There are multiple reasons—I’ll try to list some of them here.

The first one is: fewer decisions. People think the task of getting a directory hierarchy right is easy, but I think it takes a bunch of thought to really have a good directory hierarchy for a project. This thought process is done incrementally, though—every single time you add a feature to the project. Before you even start implementing something, first you gotta think: okay, where would be a good place to implement this? Then I gotta import it here, hook it up with the DB, handle the config there, and stuff. And before you finish, you’ve added 3 or 4 files, each of them with less than 40 lines of code.

But if you had all your codebase in a single file, you would have made fewer decisions. You would write a couple of functions and call it a day. And in the future, when you see the same structure get repeated, you could wrap all the related implementations into a single module. And after that, once that matures and you want to use it in other projects, that should be the point where you move it to a separate file.

We often don’t think about it, but the file hierarchy is sometimes as important as the code. For a new person trying to understand the codebase, they not only have to understand the code, but they also need to understand the file hierarchy to know how everything is modularized. That could lead new people to the repo astray if it’s not structured well.

Also, I find that the ergonomics of working in a single file are better than jumping between multiple files. It allows you to focus better because you won’t be context-switching between multiple files. It helps you delay the task of modularizing some new feature until after the feature is implemented.

It also allows you to be aware of all the parts of your codebase as it grows. Implementations won’t be hidden behind multiple files—everything is in a single file.

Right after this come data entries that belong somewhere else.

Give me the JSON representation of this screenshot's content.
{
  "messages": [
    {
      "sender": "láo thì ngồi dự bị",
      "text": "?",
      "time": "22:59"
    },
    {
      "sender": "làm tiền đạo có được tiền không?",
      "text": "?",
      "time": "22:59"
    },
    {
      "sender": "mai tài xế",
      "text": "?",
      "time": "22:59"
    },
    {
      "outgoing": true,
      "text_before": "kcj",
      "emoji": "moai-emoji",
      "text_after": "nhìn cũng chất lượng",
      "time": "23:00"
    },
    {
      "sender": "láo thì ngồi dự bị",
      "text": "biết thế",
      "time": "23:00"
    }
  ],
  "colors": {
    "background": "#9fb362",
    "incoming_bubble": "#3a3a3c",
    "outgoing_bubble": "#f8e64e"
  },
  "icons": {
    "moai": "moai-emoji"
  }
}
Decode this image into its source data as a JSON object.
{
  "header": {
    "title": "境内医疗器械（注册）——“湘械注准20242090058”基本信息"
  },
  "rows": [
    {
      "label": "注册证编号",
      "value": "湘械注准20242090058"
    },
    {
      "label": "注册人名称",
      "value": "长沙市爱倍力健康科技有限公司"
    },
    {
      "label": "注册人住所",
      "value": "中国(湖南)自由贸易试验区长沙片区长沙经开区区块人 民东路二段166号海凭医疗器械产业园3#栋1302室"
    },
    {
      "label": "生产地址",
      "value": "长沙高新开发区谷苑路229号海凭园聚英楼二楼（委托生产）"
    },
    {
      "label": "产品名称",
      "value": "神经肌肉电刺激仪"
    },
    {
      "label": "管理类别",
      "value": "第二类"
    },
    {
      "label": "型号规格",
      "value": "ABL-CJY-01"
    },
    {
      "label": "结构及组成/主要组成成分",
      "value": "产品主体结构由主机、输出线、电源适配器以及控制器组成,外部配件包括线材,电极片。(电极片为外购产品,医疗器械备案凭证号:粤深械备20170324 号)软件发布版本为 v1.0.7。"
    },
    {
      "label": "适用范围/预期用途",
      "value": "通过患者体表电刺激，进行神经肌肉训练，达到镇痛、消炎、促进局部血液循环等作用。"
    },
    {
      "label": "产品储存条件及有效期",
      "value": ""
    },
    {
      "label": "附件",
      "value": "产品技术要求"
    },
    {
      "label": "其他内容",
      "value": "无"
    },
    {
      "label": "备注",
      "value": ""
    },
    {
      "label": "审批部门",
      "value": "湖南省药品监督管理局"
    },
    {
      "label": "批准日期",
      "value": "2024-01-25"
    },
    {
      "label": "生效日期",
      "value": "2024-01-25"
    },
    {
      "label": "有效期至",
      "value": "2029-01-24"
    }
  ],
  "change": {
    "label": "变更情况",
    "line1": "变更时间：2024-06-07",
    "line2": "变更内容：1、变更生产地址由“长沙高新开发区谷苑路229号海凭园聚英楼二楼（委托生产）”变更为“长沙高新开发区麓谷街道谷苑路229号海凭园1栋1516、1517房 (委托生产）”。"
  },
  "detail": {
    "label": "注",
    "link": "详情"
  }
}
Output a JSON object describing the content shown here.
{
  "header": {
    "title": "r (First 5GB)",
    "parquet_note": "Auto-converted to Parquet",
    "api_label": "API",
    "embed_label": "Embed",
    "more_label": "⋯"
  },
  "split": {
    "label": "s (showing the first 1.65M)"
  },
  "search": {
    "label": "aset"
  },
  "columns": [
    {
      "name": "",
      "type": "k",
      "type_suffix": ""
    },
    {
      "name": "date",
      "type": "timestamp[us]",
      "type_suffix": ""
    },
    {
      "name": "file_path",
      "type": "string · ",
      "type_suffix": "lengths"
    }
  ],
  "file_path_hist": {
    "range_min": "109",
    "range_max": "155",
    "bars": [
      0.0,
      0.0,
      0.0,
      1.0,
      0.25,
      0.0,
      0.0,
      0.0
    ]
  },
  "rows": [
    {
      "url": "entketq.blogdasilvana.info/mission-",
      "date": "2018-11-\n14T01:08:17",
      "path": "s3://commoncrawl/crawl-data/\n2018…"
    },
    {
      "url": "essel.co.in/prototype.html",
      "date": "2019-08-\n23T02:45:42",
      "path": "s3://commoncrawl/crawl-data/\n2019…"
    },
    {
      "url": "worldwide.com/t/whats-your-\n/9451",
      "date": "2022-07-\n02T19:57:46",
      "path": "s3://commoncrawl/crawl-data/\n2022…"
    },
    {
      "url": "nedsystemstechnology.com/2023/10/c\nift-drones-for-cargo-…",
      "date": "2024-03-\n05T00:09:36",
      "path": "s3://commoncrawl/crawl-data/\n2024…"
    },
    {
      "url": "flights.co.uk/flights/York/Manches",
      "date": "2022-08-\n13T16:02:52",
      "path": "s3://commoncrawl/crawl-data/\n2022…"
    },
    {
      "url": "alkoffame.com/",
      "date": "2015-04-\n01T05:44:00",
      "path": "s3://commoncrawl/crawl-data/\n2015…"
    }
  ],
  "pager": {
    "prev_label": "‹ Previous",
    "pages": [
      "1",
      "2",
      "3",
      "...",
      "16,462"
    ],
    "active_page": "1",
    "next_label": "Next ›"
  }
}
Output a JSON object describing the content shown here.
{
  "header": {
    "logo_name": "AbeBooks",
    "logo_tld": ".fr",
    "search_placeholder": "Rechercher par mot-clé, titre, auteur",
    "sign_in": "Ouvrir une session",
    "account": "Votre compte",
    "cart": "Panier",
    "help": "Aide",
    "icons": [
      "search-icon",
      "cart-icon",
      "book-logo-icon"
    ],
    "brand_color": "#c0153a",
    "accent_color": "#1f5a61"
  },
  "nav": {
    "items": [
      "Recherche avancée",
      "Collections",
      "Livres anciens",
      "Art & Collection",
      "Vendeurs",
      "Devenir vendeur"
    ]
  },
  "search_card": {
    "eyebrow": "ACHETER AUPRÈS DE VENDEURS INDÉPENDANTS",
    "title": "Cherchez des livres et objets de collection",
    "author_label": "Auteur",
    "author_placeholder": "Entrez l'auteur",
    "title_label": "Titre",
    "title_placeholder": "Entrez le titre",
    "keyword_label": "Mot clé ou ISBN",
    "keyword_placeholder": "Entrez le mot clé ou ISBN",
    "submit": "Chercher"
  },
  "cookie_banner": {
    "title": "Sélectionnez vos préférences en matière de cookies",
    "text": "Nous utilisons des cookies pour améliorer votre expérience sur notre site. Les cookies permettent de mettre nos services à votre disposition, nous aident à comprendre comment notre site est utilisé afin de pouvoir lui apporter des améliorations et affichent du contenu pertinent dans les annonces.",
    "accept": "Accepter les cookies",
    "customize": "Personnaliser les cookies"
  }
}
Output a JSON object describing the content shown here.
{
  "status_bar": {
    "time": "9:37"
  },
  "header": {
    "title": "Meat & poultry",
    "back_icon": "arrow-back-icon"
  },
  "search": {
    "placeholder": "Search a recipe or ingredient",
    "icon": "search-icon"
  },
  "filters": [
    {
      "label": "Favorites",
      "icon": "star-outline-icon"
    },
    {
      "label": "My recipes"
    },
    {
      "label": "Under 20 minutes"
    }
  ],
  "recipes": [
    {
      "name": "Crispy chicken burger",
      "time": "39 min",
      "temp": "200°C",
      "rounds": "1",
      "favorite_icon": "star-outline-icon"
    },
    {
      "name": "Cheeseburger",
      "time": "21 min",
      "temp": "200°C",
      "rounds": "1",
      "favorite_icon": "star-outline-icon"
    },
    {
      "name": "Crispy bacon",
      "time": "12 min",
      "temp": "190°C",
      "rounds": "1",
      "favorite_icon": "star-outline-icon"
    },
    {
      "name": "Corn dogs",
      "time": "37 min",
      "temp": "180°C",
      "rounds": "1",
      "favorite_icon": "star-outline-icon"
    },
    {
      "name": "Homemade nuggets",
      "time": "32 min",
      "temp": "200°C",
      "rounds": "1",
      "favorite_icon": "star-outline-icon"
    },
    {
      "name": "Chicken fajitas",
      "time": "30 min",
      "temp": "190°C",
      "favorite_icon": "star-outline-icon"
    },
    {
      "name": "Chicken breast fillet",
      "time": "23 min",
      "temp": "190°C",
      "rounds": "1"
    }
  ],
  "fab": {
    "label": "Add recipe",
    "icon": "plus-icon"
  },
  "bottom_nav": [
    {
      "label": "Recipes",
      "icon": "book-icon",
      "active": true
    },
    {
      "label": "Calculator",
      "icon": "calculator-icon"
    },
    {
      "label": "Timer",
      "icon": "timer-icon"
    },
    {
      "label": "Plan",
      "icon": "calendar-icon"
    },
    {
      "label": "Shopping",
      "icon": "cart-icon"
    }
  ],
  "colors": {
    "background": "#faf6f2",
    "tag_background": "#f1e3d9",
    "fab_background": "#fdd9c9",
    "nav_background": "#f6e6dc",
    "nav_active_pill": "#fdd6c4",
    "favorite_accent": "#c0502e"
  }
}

This kind of work is also a nice refresher since most other languages don’t allow you to create multiple namespaces in a single file. It’s nice to work in a language that does. Since I mostly work on web dev—that’s where I got most of my experience in programming—and what’s often the general knowledge in things like React is that you should separate each component into its own file. Some people even add lints to block files that have more than 300 lines or so.

You should only think about turning something into a separate component file if you are going to use it in multiple other places. Otherwise, you are just making decisions that affect nothing. We should reduce the number of decisions we have to make per day on the cuff around our codebases. We need to reserve most of our decision-making energy for the actual code itself.

This is a new-age belief, by the way—the idea that having multiple small files is better for readability. But if you check out the codebases of older projects, you’ll mostly find a medium number of files, but each of them containing thousands of lines of code.

Also, an interesting tidbit is that in C, having one long file instead of having multiple smaller ones helps with better performance. Because often, C compilers can do more optimizations if all your code is in a large file.

So I just wanna say that modularizing doesn’t mean just separating stuff into multiple files. You can modularize stuff in a single file. You just need to have a way to allow yourself to wrap things into smaller in-file modules. You can even use classes and functions to modularize your code—even when working in a large single file.